- Signature date: 24 October 2024
- Subject: On the human and divine love of the Heart of Jesus Christ
- Number: 4 of 4 of the pontificate
- Text: In Latin; In English;

= Dilexit nos =

2024 encyclical of Pope Francis

Dilexit nos (lit. 'He loved us') is the fourth and last encyclical of Pope Francis, subtitled "On the human and divine love of the Heart of Jesus Christ".

== Background ==
Pope Francis had announced in June 2024 that he would publish a document dedicated to the Sacred Heart devotion, and it was published on 24 October 2024.
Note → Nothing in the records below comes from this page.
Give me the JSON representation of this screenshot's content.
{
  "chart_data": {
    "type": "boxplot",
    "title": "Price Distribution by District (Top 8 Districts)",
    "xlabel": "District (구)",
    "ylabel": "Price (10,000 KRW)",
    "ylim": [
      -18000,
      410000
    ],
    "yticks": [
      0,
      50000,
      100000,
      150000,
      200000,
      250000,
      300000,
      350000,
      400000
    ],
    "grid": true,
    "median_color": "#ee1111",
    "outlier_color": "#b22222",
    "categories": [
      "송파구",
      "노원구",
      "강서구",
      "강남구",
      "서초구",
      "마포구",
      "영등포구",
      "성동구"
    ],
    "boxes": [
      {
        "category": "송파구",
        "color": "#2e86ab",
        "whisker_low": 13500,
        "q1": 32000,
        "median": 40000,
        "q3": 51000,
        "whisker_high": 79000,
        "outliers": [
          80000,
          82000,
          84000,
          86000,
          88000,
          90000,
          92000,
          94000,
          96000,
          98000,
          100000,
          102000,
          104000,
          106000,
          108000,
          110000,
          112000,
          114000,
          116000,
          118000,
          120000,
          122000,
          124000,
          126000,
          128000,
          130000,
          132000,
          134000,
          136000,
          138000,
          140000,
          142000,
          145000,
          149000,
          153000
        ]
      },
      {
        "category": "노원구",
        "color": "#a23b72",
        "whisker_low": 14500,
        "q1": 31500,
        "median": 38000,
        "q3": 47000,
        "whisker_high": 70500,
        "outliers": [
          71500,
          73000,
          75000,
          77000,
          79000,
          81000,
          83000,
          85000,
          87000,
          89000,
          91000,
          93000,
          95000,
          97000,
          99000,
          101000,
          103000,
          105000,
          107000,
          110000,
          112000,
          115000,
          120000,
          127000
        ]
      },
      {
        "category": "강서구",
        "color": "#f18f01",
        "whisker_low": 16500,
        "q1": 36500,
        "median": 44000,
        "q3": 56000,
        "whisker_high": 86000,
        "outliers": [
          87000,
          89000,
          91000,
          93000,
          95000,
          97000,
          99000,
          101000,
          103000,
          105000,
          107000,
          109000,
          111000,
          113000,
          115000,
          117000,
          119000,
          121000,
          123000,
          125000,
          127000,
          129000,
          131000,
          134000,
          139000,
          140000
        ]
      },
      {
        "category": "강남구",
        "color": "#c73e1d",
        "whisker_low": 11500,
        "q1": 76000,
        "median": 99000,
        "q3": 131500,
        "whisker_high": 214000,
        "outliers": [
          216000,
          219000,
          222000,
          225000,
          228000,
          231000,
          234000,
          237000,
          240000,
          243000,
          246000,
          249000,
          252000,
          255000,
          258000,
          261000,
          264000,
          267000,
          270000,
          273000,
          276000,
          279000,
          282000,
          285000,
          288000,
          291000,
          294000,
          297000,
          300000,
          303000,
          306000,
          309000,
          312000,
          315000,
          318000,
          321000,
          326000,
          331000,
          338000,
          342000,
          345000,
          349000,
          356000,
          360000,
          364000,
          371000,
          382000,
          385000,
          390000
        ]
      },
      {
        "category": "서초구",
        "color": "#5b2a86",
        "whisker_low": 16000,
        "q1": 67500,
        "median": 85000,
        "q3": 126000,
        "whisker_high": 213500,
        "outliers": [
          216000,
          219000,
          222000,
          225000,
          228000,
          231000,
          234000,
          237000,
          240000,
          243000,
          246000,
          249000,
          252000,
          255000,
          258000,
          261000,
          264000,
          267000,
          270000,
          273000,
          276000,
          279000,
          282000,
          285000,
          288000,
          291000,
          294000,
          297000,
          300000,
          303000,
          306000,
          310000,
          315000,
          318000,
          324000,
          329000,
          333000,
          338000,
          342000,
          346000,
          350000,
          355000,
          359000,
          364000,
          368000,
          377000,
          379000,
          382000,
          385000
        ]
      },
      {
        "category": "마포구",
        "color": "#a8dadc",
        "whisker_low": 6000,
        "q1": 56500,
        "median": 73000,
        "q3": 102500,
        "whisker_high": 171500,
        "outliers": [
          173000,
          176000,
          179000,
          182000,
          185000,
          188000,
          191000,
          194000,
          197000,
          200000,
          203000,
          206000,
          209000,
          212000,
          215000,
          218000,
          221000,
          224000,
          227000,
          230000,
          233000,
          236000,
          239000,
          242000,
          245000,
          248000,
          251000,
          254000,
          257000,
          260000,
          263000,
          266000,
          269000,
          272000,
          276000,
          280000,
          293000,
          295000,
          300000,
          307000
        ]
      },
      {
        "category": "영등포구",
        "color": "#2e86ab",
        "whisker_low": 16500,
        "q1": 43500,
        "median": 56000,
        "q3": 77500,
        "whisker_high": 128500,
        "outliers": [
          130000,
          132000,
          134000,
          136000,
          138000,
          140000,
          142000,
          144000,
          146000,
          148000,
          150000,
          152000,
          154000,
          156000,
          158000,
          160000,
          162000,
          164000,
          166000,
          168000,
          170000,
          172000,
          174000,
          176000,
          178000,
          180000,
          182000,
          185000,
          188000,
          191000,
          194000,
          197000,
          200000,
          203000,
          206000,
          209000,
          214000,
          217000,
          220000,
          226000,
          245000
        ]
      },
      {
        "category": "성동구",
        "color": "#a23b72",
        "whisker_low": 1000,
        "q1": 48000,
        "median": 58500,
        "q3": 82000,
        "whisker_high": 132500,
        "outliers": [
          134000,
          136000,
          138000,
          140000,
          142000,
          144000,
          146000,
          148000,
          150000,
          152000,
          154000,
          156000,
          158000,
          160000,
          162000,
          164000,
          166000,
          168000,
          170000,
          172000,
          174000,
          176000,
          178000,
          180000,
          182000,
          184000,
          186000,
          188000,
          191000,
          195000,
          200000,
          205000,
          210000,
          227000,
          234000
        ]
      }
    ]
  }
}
Dilexit nos follows a line of papal encyclicals entirely dedicated to the Sacred Heart, notably Pope Leo XIII's 1899 encyclical letter Annum sacrum, Pope Pius XI's 1928 Miserentissimus Redemptor, and Pope Pius XII's 1956 Haurietis aquas.

== Contents ==
As a Jesuit himself, Francis reflects on the significance of devotion to the Sacred Heart within Jesuit spirituality and, in a footnote, he cites as inspiration the unpublished writings of Diego Fares, an Argentine Jesuit for whom Francis had served as rector, formator, and spiritual director.

Similar to previous encyclicals, in Dilexit nos Pope Francis criticises modern phenomena, such as individualism, social and economic disparities, and "uses of technology that threaten our humanity", and calls for rediscovery of "heart" as a way towards unity, peace, and reconciliation in the modern era.

There are five sections to the encyclical: initially, a philosophical and theological survey of "the heart", followed by reflections on Jesus' actions and words of love, and an account of the theological meaning of Sacred Heart devotion. The opening of the encyclical picks up New Testament references to Christ's love for "us" taken from the Gospel of John, the First Epistle of John and the Apostle Paul's Epistle to the Romans.

Further sections on the "spiritual dynamics and social implications" of the teaching follow.

The encyclical has been described as less directly focused on political or social issues and more spiritual than its predecessors, Laudato si' and Fratelli tutti. However, Archbishop Bruno Forte of the Dicastery for the Doctrine of the Faith, who introduced the encyclical at a press conference, described it as relevant to the "dramatic challenges of the present time".